Authorization To Release vs. Power Of Attorney

We use both Authorization to Release and Power of Attorney documents when we do deals. But how can you know which one to use in which situation?

Authorization To Release vs. Power Of Attorney

Before we begin, let me first clarify that I am not an attorney! I would always encourage you to seek advice from your own attorney before using these documents, and you may want to do your own research to find the exact definitions of these documents and how they work. For our purposes, I'm going to be paraphrasing and telling you how we utilize them.

The Authorization to Release is simply a letter that grants you the ability to act on a person's behalf. We typically use this on the seller side—so that could be you, or your company, acting on behalf of the seller. We do this after we have a property under agreement and we're purchasing it either on a subject-to or a lease purchase, and what it does is it allows us to speak with their bank and acquire any financial documentation that we need from their bank throughout the term.

The Power of Attorney document is a legally-binding document. If I were to ask my attorney which one he would rather have, it would be this one. We tend to use the “Limited Power of Attorney” specifically, because we're only acting on behalf of the seller with regards to one specific property. This essentially gives us the authority to communicate with any and all parties involved and act as if we're the seller, which includes the signing of any documents.

So, why would you may want to use one over the other? Well, at the end of the day it would be great if we could get a Power of Attorney document on every property we take on. That just makes the process easier for us, as it gives us more control and lets us take care of everything on our own, without getting the seller involved. That means less delays, hiccups, and less time going back and forth with the seller.

But the reality is that signing a Power of Attorney document takes a lot of trust. It's a legally-binding document, and many people are naturally going to be hesitant about signing that over to you as opposed to just giving you access to some information from the bank. We totally understand this, which is why we will often resort to an Authorization to Release document when people are hesitant.
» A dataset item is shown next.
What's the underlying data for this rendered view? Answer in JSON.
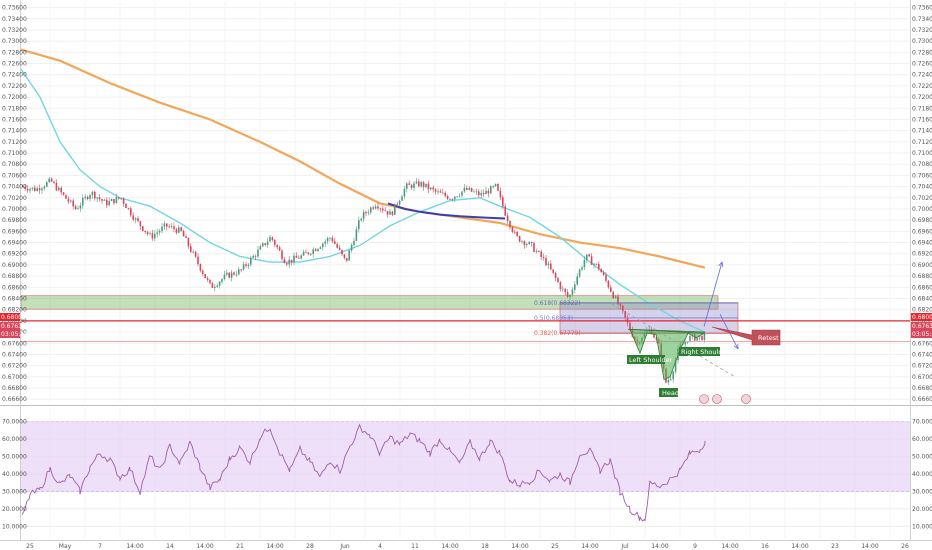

With an Authorization to Release, we can still get everything we need from the bank and work with the seller to get everything else done. And sometimes, as we continue to work with the seller and gain their trust, they may become open to signing a Power of Attorney document just to make their lives easier.

So, I hope this gives you some context into how we use these two documents and why you may or may not want to use one over the other. And again, I am not an attorney—so be sure to do your due diligence and speak with your own attorney before utilizing these documents for yourself.